In mixed ruling, judge upholds 2016 rate hike for Great Lakes pilots

The legal battle over 2016 Great Lakes pilotage fees will spill over into 2018 as a shipping industry coalition seeks remedies to a judge’s decision upholding the current rates.

In November, Judge Rudolph Contreras of the U.S. District Court for the District of Columbia ruled that the U.S. Coast Guard acted within its regulatory authority in raising rates in 2016 to a level that would allow the three Great Lakes pilot associations to hire new members, retain existing pilots and improve safety.

However, the judge agreed with the plaintiffs, an industry group led by the American Great Lakes Ports Association (AGLPA), that the Coast Guard’s method of setting the amount of the increase in pilots’ target compensation appeared to be “arbitrary and capricious,” as was the failure to include a “weighting” factor to account for different ship sizes that would have reduced total pilotage costs.

The pilot groups saw the decision as vindication of their push for more personnel with competitive salaries.

“It agrees with everything we were telling the industry (about) having a hard time attracting and retaining qualified American pilots, and so the decision upholding the Coast Guard’s increase verifies all that,” said Capt. George Haynes, vice president of the Lakes Pilots Association.

All foreign vessels operating in the Great Lakes must employ a registered Canadian or American maritime pilot to aid in navigation. Canadian pilots are government employees; U.S. pilots operate independent businesses in three districts covering the Great Lakes. Each year, the Coast Guard sets U.S. pilotage rates to cover salaries and benefits, training, equipment and business operations.

The Coast Guard has reported the Great Lakes system lost 22 percent of its U.S. pilots between 2007 and 2014, contributing to delays during peak periods and making it difficult for the pilots to receive the monthly rest periods recommended by the National Transportation Safety Board.

Since the 2015 season, the Coast Guard has authorized double-digit annual increases in revenue for the pilot associations. Additional increases likely will be included in the proposed rates for the 2018 season, which begins in March. Overall, the cost of American pilotage is $21 million per season, according to Haynes.
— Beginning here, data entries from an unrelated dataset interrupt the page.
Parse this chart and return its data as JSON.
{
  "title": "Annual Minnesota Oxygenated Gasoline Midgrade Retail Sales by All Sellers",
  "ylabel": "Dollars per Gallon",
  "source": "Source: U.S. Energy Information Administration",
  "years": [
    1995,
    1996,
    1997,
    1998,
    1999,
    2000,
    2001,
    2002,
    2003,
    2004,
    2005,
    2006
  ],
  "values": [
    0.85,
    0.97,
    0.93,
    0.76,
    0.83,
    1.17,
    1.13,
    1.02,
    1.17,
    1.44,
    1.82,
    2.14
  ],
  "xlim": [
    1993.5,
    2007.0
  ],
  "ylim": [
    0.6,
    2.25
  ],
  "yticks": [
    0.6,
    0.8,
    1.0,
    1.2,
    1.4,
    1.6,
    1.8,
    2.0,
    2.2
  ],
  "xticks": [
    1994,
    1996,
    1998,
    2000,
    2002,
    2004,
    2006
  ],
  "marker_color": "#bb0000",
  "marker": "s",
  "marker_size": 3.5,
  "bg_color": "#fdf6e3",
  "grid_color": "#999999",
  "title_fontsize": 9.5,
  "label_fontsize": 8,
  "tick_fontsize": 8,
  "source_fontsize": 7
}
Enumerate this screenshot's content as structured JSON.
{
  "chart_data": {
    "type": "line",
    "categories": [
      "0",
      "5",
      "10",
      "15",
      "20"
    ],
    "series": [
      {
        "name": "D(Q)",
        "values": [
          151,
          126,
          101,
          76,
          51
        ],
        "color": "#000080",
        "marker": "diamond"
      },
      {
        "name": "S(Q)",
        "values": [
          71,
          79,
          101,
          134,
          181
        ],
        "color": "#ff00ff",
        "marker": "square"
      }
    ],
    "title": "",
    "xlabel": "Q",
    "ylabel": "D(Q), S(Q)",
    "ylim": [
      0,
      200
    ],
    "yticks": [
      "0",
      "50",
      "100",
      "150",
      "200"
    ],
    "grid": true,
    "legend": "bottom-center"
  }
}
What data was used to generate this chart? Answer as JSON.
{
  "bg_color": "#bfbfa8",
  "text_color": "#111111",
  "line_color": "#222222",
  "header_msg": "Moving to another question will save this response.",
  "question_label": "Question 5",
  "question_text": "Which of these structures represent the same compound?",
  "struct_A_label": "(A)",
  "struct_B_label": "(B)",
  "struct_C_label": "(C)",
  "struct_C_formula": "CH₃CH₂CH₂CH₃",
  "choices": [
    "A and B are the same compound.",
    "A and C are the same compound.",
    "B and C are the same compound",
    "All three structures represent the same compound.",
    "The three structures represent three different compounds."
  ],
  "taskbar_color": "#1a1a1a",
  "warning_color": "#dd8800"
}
The industry coalition sued the Coast Guard in May 2016, saying the rate-setting methodology and fees for the year were “arbitrary and capricious.” Contreras agreed with the Coast Guard’s analysis that greater staffing was needed for safe pilotage on the Great Lakes, and that the pilot associations faced “chronic pilot attraction and retention difficulties” due in part to compensation lower than the industry average.

For 2016, the Coast Guard set target compensation 10 percent above the amount paid to Canadian pilots, federal employees who receive government benefits and don’t have to pay for operating expenses. The Coast Guard did not use a weighting system based on vessel size, which the industry coalition said led to inflated pilotage charges. In setting rates for the 2017 season, the Coast Guard used the weighting factor.

“Those two items caused an overinflation in charges to vessel operators in 2016, and vessel operators paid over $5 million more in pilotage fees than the Coast Guard wished for them (to pay),” said Steve Fisher, executive director of the AGLPA.

Currently there is no procedure to deal with overpayments, so the ports group wants the Coast Guard to include a “truing up” mechanism to account for the differences between projections and actual collections in past years.

The pilot associations say much of the 2016 rate increase went to cover salaries of additional personnel hired. “In my district, they increased the number of pilots from 10 to 15 for 2016, and each of three districts had a substantial increase. The judge ruled in favor of that,” Haynes said.

The plaintiffs plan to respond on the two issues for which Contreras invited additional arguments: the methodology used to determine the 10 percent increase for 2016, and the lack of the weighting factor. “While we’re still trying to figure out the 2016 resolution, 2017 is being litigated and then we’re going to have the proposal for 2018 to look at,” Fisher said.